November 7, 2011 / 7:52 PM / 8 years ago

How not to time the market

(Reuters) - When the Dow Jones Industrial Average falls, rises, and falls again by triple digits, and when August’s outflow of nearly $40 billion from equity mutual funds was the largest since October 2008, it’s tempting for even experienced investors to flee the stock market.

That could have been the right strategy if you were not appropriately invested, but horrible if you were trying to time the market. Why? You can’t be sure when stock prices reach their lows or highs for any market cycle - or how much it would matter to have remained out when prices hit either.

Consider, for example, an analysis by T Rowe Price, based on the S&P 500, a popular benchmark for measuring the performance of the stock market: If you could have been fully invested in the index from December 31, 1995 to December 31, 2010, your annual return would have averaged 6.76 percent based only on the 500 stocks’ prices - that is, excluding their reinvested dividends (which are included in total returns).

If you had missed being in stocks on the market’s 10 best days of those 15 years, your average annual return would have only been 1.93 percent. If you had missed the 20 best days, your average annual return would have been minus 1.19 percent.

On the other hand, consider the findings of a Vanguard research paper, which looked at S&P returns (averaging 5 percent annually and also excluding reinvested dividends) during a much longer period, 1928-2008. Missing either the 20 worst or the 20 best trading days in the 81-year period would have increased or decreased an investor’s overall return by approximately 50 percent, the report says.

For a real-life example of the risks and rewards inherent in being in or out of the market in a single year, consider the experience of Dr. Rajendra Prasad, a Long Beach, California-based doctor, who started the Prasad Growth Fund in 1998 and guided the fund in 2008, a recession year, to number one of 432 funds in the small-cap growth fund category at Lipper, a Thomson Reuters company.

He credits his market timing, as well as stock selection, strategies for achieving the total return of minus 7.4 percent that year, which was good enough to beat the S&P 500’s minus 37.0 percent and Russell 2000 (Small-Cap) Growth Index’s minus 38.5 percent by a country mile.

All of this, unfortunately, was a remote memory when the fund’s latest fiscal year ended last March 31, with a total return of minus 37.5 percent, dropping to the bottom of its Lipper peer group, while Russell’s index was up 31.0 percent and the S&P 500, 15.7 percent.

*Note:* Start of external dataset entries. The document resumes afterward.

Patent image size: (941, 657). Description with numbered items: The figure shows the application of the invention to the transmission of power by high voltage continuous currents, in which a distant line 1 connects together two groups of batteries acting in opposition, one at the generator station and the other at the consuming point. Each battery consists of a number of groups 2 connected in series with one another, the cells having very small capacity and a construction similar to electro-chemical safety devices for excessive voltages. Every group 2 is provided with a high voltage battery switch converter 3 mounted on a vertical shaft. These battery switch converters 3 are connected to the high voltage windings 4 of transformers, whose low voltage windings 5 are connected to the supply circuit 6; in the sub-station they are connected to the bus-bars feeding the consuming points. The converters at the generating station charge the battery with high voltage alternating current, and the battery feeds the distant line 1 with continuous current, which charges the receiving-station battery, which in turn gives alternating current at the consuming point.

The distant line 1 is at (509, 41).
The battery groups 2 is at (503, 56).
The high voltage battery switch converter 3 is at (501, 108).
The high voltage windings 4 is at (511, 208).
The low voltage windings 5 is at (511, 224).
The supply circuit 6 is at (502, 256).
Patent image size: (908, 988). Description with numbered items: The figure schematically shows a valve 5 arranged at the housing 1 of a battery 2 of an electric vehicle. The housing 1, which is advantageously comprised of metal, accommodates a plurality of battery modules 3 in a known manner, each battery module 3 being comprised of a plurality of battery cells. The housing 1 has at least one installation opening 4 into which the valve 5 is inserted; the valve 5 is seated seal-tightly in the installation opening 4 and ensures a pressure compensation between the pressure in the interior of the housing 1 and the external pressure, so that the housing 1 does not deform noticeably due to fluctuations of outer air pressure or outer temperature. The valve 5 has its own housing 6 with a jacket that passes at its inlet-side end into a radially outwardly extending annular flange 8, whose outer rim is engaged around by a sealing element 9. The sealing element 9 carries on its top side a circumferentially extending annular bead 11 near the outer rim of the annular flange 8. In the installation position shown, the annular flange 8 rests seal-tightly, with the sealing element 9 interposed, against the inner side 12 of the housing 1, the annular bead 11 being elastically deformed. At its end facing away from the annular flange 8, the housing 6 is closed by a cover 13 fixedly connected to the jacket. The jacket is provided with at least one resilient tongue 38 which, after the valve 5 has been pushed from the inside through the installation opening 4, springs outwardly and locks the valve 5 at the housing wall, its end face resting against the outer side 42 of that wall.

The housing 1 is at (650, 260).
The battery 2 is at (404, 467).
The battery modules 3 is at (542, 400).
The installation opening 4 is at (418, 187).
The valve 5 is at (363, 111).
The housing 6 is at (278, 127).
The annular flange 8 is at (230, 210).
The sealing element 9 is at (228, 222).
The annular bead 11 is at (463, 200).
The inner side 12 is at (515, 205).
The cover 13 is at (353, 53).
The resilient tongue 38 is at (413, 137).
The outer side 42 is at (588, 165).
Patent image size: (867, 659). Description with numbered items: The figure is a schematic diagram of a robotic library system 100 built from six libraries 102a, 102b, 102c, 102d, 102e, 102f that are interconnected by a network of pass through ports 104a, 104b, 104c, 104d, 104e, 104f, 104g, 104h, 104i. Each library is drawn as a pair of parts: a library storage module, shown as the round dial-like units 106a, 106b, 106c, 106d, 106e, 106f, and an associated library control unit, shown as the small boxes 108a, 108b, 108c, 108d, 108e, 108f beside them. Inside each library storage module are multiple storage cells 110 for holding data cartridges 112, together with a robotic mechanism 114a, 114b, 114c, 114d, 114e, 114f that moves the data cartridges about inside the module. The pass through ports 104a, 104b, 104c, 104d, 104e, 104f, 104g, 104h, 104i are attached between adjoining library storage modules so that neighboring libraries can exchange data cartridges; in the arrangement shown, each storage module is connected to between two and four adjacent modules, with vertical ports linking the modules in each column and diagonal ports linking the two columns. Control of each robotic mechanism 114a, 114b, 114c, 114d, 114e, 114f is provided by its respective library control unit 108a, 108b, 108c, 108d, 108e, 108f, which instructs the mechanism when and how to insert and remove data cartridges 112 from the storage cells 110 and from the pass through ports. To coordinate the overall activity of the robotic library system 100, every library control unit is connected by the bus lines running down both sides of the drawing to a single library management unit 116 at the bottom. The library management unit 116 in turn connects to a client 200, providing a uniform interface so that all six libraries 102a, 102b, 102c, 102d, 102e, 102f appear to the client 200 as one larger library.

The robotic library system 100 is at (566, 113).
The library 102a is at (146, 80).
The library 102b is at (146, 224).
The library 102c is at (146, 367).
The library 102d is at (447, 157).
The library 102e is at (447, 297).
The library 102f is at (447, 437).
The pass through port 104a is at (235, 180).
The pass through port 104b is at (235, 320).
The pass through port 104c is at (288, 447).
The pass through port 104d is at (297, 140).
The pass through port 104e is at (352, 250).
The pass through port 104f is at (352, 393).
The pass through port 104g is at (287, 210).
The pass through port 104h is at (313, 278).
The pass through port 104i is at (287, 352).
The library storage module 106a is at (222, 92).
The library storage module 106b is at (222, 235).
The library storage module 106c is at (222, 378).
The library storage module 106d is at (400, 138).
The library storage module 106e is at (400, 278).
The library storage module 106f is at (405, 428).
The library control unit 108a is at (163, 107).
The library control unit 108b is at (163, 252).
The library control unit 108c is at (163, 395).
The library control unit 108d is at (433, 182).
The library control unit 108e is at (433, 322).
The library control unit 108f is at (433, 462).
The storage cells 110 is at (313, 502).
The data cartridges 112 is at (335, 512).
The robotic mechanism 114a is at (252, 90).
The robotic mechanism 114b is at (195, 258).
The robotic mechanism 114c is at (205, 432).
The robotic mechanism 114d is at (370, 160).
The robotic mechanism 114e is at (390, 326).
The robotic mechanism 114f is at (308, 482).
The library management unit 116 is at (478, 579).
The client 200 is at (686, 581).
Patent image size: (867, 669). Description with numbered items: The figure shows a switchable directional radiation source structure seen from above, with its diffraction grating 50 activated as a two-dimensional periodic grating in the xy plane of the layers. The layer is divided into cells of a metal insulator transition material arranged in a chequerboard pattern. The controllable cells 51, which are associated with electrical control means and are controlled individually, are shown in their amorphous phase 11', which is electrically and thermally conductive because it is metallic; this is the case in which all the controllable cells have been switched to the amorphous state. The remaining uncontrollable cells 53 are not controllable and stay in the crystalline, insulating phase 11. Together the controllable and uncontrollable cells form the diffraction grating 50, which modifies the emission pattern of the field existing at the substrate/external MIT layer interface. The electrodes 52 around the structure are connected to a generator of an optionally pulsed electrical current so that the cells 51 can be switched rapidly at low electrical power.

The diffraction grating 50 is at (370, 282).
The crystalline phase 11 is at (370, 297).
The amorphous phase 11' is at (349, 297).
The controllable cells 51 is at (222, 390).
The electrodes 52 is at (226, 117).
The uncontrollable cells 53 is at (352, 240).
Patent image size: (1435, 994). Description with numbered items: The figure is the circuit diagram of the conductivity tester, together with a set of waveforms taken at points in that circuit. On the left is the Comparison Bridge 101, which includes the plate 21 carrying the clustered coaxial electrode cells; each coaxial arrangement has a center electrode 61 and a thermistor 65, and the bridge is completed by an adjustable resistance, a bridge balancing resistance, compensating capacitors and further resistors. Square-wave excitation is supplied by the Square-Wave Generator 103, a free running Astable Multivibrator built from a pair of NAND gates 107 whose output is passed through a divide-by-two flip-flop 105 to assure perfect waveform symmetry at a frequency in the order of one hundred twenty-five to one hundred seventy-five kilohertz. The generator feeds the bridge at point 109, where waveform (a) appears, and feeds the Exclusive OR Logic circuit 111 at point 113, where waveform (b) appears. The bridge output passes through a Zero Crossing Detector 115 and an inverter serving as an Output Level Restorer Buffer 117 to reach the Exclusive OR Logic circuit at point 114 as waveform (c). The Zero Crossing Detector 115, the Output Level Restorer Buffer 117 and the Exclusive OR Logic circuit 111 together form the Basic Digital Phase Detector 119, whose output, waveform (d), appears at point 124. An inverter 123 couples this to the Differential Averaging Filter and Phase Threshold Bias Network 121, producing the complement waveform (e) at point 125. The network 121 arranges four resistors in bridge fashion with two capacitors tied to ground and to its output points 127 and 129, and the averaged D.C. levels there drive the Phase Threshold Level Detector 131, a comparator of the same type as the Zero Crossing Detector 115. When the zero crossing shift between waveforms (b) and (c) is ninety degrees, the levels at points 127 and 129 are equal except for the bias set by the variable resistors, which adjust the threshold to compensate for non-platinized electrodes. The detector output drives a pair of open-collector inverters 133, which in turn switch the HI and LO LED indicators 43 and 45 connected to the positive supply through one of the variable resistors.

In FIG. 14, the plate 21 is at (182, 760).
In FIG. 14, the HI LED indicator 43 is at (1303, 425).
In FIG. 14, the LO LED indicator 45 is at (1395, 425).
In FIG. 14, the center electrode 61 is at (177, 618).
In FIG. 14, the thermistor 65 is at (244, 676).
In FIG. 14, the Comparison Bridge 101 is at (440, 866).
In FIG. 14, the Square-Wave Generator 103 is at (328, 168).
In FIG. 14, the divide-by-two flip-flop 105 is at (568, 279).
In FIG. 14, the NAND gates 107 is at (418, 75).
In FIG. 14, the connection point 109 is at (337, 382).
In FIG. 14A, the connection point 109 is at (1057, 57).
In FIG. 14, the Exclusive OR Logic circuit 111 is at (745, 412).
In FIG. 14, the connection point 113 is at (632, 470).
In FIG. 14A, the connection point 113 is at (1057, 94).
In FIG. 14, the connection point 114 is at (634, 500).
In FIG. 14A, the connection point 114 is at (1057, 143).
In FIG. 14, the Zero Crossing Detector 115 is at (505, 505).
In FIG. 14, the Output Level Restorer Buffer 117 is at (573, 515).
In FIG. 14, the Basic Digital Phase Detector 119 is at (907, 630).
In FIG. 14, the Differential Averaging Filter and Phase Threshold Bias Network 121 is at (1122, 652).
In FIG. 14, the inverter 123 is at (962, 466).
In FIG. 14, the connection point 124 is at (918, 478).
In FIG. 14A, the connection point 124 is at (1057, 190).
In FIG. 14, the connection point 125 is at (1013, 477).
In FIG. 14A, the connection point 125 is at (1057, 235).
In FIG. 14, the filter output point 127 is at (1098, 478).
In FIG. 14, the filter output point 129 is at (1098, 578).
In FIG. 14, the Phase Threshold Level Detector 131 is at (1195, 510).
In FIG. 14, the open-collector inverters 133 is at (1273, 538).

“I had been subscribing to a number of newsletters written by some prominent financial gurus,” Dr. Prasad reported to shareholders. “Many of them were forecasting a crash of the market...following the crash of 2008... Because of this, I was positioned for an imminent crash... It did not happen in 2010.”

In an email exchange, he recalls “repeatedly” taking losses not only in stocks but also in both put options and, perhaps more importantly, certain types of exchange-traded funds (ETFs), in which he had invested “based on the negativity the newsletters were indicating.”

If you were to temporarily unbalance a balanced long-term portfolio by leaving well-researched equity funds for these ETFs, which offer prospects for making money in a bear market, you could be accepting a much larger potential risk than by just finding refuge from stocks in a money market mutual fund.

Whether you’re an individual temporarily unbalancing a balanced long-term portfolio by dumping equity funds or an actively trading portfolio manager reducing a fund’s exposure to the stock market, moving to these ETFs, which offer prospects for making money in a bear market, is, naturally, more risky than the alternative of a money market mutual fund.

Unlike traditional ETFs, which resemble mutual funds, the newer “inverse ETFs” and “leveraged inverse ETFs” meet their investment objectives by going up when stock indexes which they track go down, as Dr. Prasad had expected in 2000 - or go down when, as happened to him in 2000, the market goes up.

An inverse ETF targeting the S&P 500 should go up 1 percent on a day when the index goes down 1 percent, and vice versa.

A leveraged inverse ETF is managed to achieve a multiple - say, double or triple - of the opposite of an index’s performance. Thus, a fund which would go up 2 percent on a day when the 500 falls 1 percent would fall 2 percent when the 500 rises 1 percent.

It is critically important to remember that these ETFs are managed to meet their investment objectives within one day and, therefore, must be closely watched. "The lesson? Leverage kills," says Dan Wiener, who edits The Independent Adviser for Vanguard Investors (see "For the individual investor it strikes me that the growing interest in and availability of leveraged ETFs is where they can go wrong." So in making bets on or against bonds, stocks and commodities, take heed: "If you get on the wrong side of the bet, you can get in trouble."

You could suffer truly huge losses if you hold these ETFs longer than one day. That, after all, is what they are managed for.


The author is a Reuters contributor. The opinions expressed are his own.